NO WRITER ATTRIBUTED

About a score of years ago the heart of Harvard University was torn with maddened anguish. A Radcliffe lady--Mrs. Ride Johnson Young--had perpetrated a play called "Brown of Harvard." It was like nothing the staid precincts of the Harvard Yard had ever seen or hoped to see. Conservative alumni gnashed their teeth in impotent frenzy. Undergraduates, not conservative at all, greeted the Boston opening of the play with senescent garden produce.

The fate of "brown of Harvard," when it appeared in a revival a short time later as a musical comedy, was little happier.
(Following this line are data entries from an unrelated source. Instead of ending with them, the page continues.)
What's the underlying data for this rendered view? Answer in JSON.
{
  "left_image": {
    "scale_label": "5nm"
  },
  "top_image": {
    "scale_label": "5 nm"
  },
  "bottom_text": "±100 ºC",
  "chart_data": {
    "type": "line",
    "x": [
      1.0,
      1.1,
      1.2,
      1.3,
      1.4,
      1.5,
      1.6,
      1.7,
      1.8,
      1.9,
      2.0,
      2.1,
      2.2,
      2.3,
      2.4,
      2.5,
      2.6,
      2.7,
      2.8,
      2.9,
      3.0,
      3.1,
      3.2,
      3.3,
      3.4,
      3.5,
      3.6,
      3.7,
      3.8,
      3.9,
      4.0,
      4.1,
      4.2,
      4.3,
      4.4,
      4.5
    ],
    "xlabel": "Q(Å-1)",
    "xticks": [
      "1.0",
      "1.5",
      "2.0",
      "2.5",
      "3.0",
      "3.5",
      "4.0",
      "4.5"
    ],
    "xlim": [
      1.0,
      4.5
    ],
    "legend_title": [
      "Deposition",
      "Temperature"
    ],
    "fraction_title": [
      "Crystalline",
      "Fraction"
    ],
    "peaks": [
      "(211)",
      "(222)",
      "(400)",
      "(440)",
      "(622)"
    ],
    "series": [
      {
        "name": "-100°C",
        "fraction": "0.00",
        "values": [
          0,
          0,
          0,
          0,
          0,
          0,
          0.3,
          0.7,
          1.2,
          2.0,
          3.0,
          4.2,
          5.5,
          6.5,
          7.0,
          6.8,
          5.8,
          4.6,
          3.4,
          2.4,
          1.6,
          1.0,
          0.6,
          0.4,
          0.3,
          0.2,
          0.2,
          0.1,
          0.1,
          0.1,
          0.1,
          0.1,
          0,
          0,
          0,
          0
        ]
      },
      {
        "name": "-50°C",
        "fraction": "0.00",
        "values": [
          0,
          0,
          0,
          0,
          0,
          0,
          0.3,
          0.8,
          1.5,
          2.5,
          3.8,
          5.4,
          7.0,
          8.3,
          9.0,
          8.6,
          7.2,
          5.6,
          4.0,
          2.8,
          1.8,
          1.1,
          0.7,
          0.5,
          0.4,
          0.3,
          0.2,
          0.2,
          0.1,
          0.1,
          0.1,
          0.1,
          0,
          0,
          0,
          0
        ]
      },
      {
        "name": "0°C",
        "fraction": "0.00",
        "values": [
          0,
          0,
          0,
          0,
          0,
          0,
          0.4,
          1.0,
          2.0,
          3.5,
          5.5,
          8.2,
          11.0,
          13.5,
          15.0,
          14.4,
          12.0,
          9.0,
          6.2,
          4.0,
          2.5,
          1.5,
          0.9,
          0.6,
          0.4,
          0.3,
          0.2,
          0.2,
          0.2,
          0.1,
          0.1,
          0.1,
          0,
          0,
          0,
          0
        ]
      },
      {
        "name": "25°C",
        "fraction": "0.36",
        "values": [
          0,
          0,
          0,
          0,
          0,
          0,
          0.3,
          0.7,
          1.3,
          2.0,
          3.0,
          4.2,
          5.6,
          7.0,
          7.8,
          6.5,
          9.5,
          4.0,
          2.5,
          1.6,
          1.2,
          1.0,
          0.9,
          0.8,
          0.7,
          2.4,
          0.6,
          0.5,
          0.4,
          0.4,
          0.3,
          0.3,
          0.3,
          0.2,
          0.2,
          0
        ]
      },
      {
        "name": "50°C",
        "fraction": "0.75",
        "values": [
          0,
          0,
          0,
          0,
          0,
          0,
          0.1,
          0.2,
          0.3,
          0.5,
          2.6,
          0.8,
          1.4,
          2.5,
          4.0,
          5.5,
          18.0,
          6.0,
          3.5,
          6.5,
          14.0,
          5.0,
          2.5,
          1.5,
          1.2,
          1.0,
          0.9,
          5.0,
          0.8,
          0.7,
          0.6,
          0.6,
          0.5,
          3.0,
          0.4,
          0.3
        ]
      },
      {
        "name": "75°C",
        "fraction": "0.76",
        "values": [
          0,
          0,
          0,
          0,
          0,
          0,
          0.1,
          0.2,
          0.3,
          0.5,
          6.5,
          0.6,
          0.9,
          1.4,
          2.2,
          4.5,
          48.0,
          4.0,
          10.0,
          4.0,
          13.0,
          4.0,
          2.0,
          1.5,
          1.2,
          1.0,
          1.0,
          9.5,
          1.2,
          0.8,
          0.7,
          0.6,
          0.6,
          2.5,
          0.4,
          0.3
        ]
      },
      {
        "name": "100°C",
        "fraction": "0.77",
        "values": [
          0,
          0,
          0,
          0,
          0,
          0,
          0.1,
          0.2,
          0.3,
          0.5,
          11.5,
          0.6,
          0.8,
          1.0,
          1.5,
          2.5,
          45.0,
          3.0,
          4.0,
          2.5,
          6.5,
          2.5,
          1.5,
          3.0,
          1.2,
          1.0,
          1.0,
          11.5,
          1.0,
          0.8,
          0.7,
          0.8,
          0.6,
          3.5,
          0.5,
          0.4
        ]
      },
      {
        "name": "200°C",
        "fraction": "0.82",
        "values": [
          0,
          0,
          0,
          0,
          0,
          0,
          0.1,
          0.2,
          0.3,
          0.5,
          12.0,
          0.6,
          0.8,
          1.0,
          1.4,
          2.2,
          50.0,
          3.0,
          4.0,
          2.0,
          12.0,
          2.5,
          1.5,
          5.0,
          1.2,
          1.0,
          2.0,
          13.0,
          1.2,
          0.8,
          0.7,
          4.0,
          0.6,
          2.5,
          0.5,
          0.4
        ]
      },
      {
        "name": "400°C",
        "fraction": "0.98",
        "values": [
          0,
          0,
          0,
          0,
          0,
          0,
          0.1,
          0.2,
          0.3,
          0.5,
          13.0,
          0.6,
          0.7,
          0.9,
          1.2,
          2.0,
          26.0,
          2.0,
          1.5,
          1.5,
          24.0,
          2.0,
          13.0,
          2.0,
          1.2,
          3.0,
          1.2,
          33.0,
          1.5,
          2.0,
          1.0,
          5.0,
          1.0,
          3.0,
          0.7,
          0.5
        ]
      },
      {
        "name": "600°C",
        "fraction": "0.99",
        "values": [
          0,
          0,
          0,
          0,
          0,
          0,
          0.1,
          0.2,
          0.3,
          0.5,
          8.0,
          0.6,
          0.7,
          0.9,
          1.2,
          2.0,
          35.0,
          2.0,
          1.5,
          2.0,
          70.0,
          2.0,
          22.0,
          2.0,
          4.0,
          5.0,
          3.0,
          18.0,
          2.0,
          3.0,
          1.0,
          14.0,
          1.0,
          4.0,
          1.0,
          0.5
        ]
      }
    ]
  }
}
On this occasion, the resourceful undergraduate abandoned vegetables for alarm clacks, and pretty chorus ladies were driven off the stage in a panic by a barrage of time pieces. "Brown of Harvard" was thereafter permitted to slumber for several years, until at last a movie producer nosed it out.

It was with a shock that Harvard learned, the other day, that the thing they thought dead had come to life again. And what a life. The whole freshman class arrives at Cambridge on one subway train, all playing ukuleles, all munching apples, according to the saddened reviewer of the Harvard CRIMSON. All the street and traffic signs in Hollywood must have been requisitioned to adorn the students rooms. California cactus hedges are interspersed among a few authentic Harvard scenes.

Unkindest cut of all, it was a Yale man Donald Ogden Stewart of Yale who adapted the original "Brown" to the screen. Written by Radcliffe, revamped by Yale. Any one knowing what a Harvard student thinks of these two contemporary centers of learning will not wonder that the CRIMSON reviewer, while realizing the futility of bombarding the inanimate screen, still holds that the projection of even a strictly fresh egg would help tremendously in relieving the feelings. Chicago Tribune.